The following are the benefits of forming a Simple Limited Partnership in Dubai:
- Limited Liability for Investors: The liability of a limited partner is limited to the amount invested.
- Flexibility: The structure offers flexibility, where the general partners concentrate on management and limited partners focus on financial backing.
- Tax benefits: Dubai offers a favourable tax regime with no personal income tax and low corporate tax rates.
Local Business Presence: An SLP allows local businesses to register in Dubai with a structure that complies with the laws.
The following are the disadvantages of forming a Simple Limited Partnership in Dubai:
- Unlimited Liability of General Partner: The general partner(s) are liable personally and individually for all firm debts.

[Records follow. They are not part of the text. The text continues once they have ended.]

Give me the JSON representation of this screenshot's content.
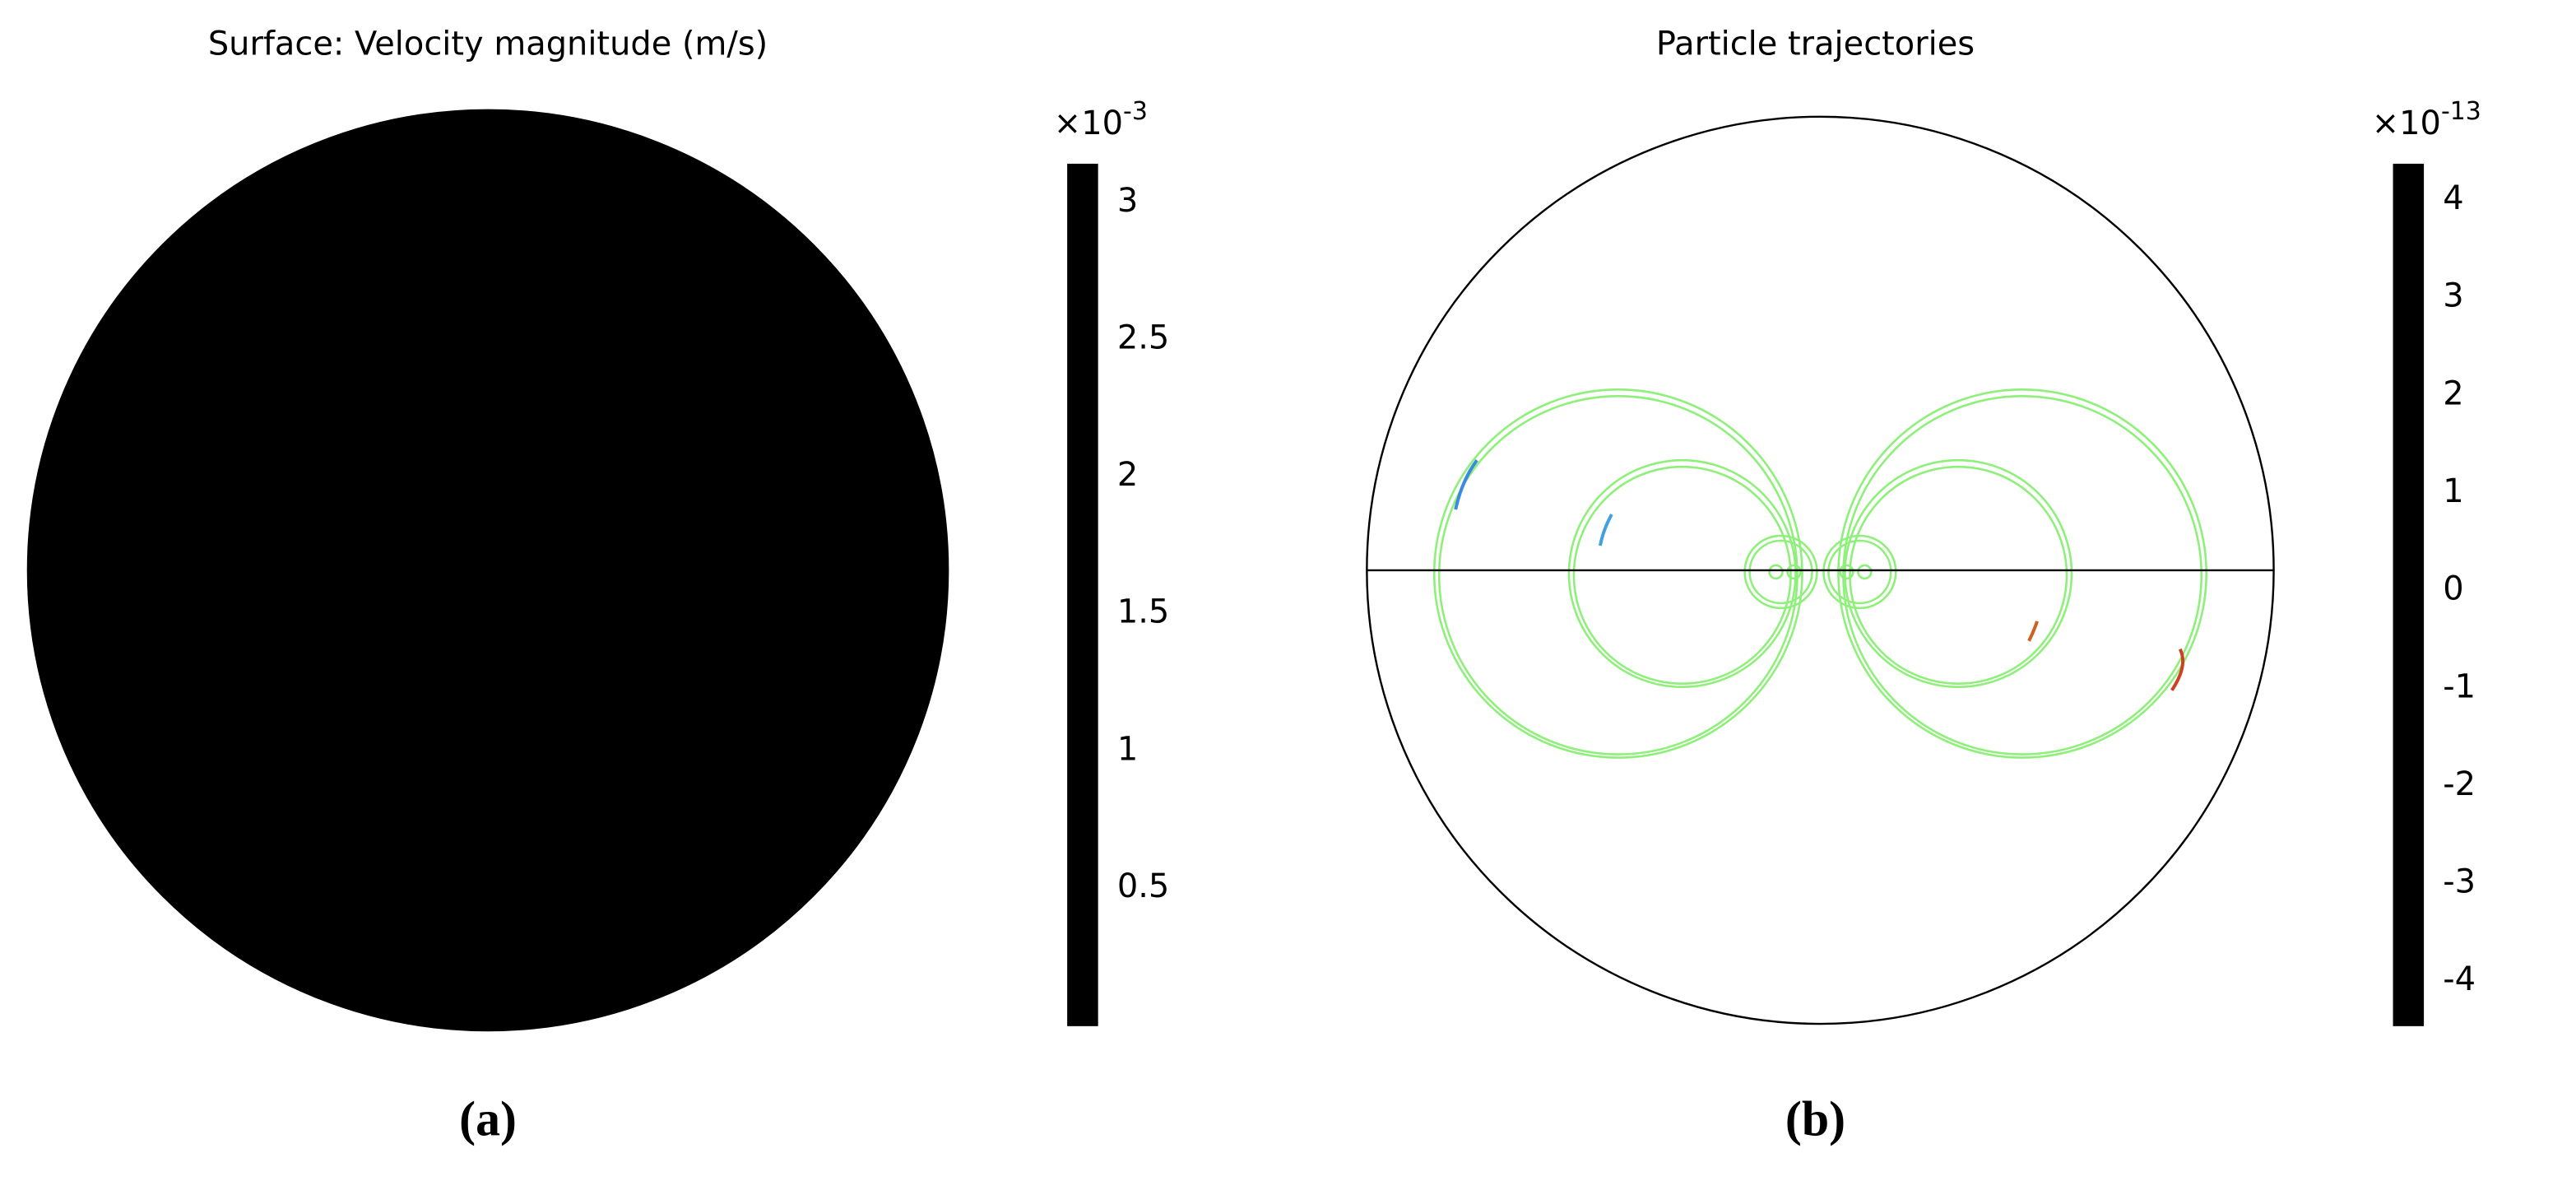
{
  "chart_data": [
    {
      "type": "surface",
      "title": "Surface: Velocity magnitude (m/s)",
      "colormap": "jet",
      "values": [
        0,
        3.1
      ],
      "colorbar_prefix": "×10",
      "colorbar_exponent": "-3",
      "clim": [
        0,
        3.14
      ],
      "cticks": [
        0.5,
        1,
        1.5,
        2,
        2.5,
        3
      ],
      "caption": "(a)"
    },
    {
      "type": "trajectories",
      "title": "Particle trajectories",
      "colormap": "jet",
      "colorbar_prefix": "×10",
      "colorbar_exponent": "-13",
      "clim": [
        -4.45,
        4.37
      ],
      "cticks": [
        -4,
        -3,
        -2,
        -1,
        0,
        1,
        2,
        3,
        4
      ],
      "caption": "(b)"
    }
  ]
}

- Complex Structure: SLPs are more complicated to arrange and execute than any other business structure.
- Limited partner restrictions: The limited partners have limited involvement in the management of the company.
An SLP offers multiple tax advantages, like exemption from personal income tax and low corporate tax rates, among others.
As per the laws governing the formation of an SLP, a limited partner is not allowed to engage in the business's management activities. On the off chance that a limited partner decides to involve themselves in the management activities, they run the risk of losing their limited liability protection and being treated as a general partner for liability purposes.
An SLP can be involved in various commercial and industrial activities, with the exception of certain sectors. Note that an SLP’s business activities must be pre-approved by the DED and comply with UAE laws.